Deconstruction reveals a “presence” that has been called by different names throughout history: logos, nous, arche, God, the metaphysical center, etc. However, for Derrida the fixed presence is not a being, but rather a necessary function by which we are able to discover meaning. Here Derrida borrows from Wittgenstein’s idea of a word as a function and Heidegger’s development of Dasein.

Derrida’s deconstruction reveals great complexities of meaning in written texts, ideas, myths and human customs. He explored the “metaphysics of presence.” He wants to know what dominates and blocks what seems not to be present. He ascribes to subordinate objects a more substantial existence than the shadow they cast, or their “trace.” Derrida wrote: "Deconstruction cannot limit itself or proceed immediately to neutralization: it must, by means of a double gesture, a double science, a double writing, practice an overturning of the classical opposition, and a general displacement of the system. It is on that condition alone that deconstruction will provide the means of intervening in the field of oppositions it criticizes" (Metaphysics).

Derrida explores the hidden presence. In so doing, deeper and/or unfamiliar meanings emerge. His method involves neutralizing the shouting voice in order to hear resonances of underlying voices. He looks for Plato behind Aristotle, for mystery behind logic, and for the metaphysical behind the physical. His reversals are a strategic intervention to free western philosophy from the constraints of empiricism, materialism, and linear logic.
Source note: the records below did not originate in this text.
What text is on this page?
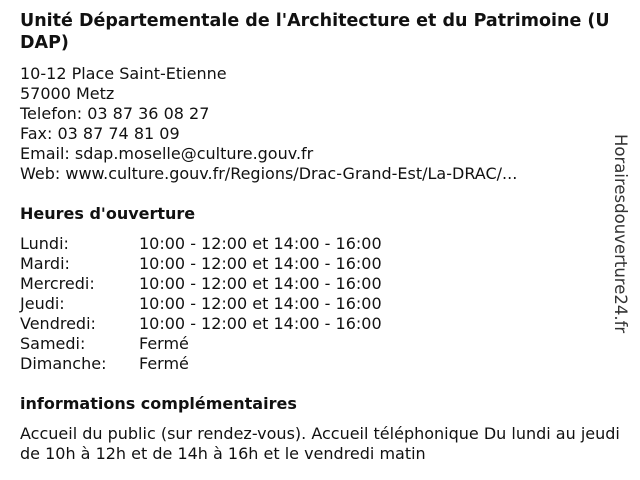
Unité Départementale de l'Architecture et du Patrimoine (UDAP)
10-12 Place Saint-Etienne
57000 Metz
Telefon: 03 87 36 08 27
Fax: 03 87 74 81 09
Email: sdap.moselle@culture.gouv.fr
Web: www.culture.gouv.fr/Regions/Drac-Grand-Est/La-DRAC/...
Heures d'ouverture
Lundi:	10:00 - 12:00 et 14:00 - 16:00
Mardi:	10:00 - 12:00 et 14:00 - 16:00
Mercredi:	10:00 - 12:00 et 14:00 - 16:00
Jeudi:	10:00 - 12:00 et 14:00 - 16:00
Vendredi:	10:00 - 12:00 et 14:00 - 16:00
Samedi:	Fermé
Dimanche:	Fermé
informations complémentaires
Accueil du public (sur rendez-vous). Accueil téléphonique Du lundi au jeudi de 10h à 12h et de 14h à 16h et le vendredi matin
Horairesdouverture24.fr
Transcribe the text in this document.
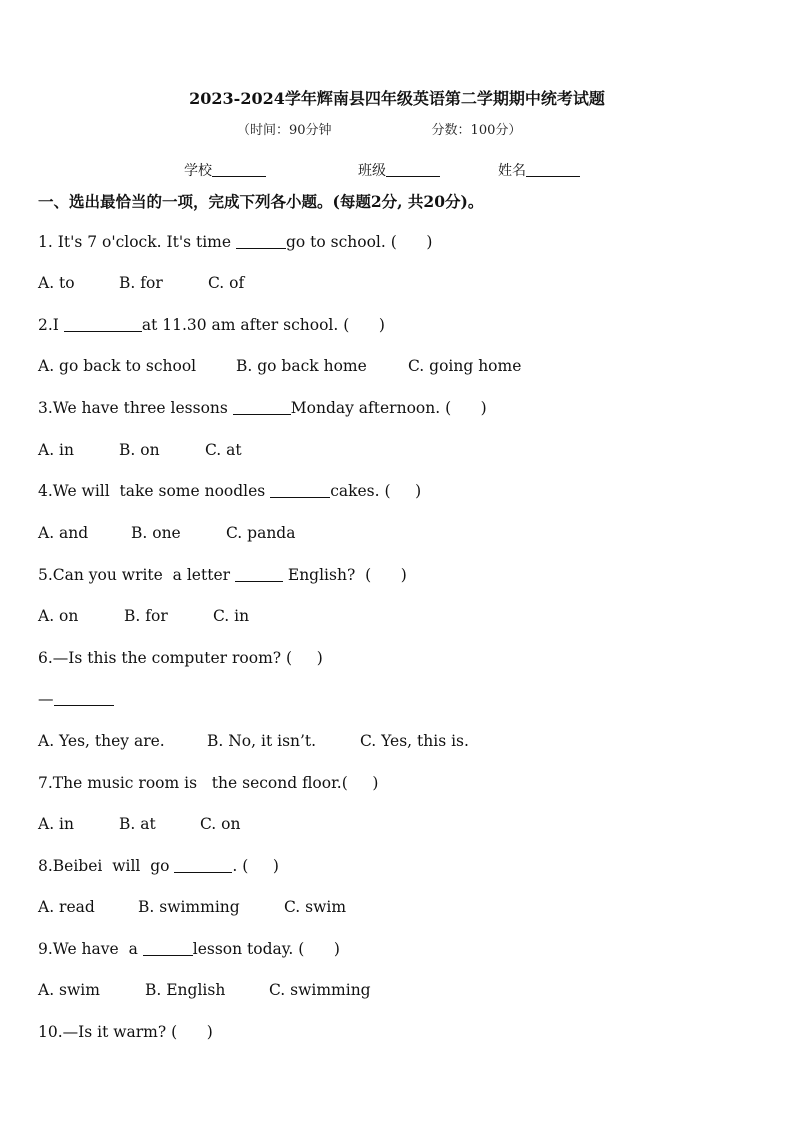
2023-2024学年辉南县四年级英语第二学期期中统考试题
（时间：90分钟	分数：100分）
学校	班级	姓名
一、选出最恰当的一项，完成下列各小题。(每题2分, 共20分)。
1. It's 7 o'clock. It's time	go to school. (      )
A. to	B. for	C. of
2.I	at 11.30 am after school. (      )
A. go back to school	B. go back home	C. going home
3.We have three lessons	Monday afternoon. (      )
A. in	B. on	C. at
4.We will  take some noodles	cakes. (     )
A. and	B. one	C. panda
5.Can you write  a letter	English?  (      )
A. on	B. for	C. in
6.—Is this the computer room? (     )
—
A. Yes, they are.	B. No, it isn’t.	C. Yes, this is.
7.The music room is   the second floor.(     )
A. in	B. at	C. on
8.Beibei  will  go	. (     )
A. read	B. swimming	C. swim
9.We have  a	lesson today. (      )
A. swim	B. English	C. swimming
10.—Is it warm? (      )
Derrida was a master when it came to identifying binary distinctions, such as dominance and subservience, and reversals. In the case of binary oppositions, each component of the binary set means something, and the relationship of the oppositions means something, and the hierarchy exhibited by the set means something. The reversal of the oppositions also means something. The reversal of the subordinated term of an opposition is a significant aspect of Derrida's strategy. In examining a binary opposition and reversals, deconstruction brings to light traces of meaning that cannot be said to be present, but which must have metaphysical existence.

Derrida borrowed the term “deconstruction” from Martin Heidegger. Heidegger exposed the fundamental problem of existence (ontology) or Being as Being (Dasein). He believed the individual’s moral duty is to face one’s non-existence, what he called “negation.” Life involves a dread of death because it means the negation of self or ego. Heidegger believed that authentic being is possible only when the individual faces death as extinction.

While a student, a priest in his Catholic school gave Heidegger a copy of Franz Brentano’s dissertation, titled, On the Manifold Meaning of Being according to Aristotle. Heidegger said it was, “the chief help and guide of my first awkward attempts to penetrate into philosophy.” He recognized, as did Brentano, that “the question of being captivated Aristotle as the single most important question.”

The significance of Heidegger’s work was overlooked by many who viewed him as a Nazi sympathizer because he failed to speak against the Nazi regime. In developing his version of atheistic existentialism, Heidegger drew on Nietzsche’s view that man decides his own values.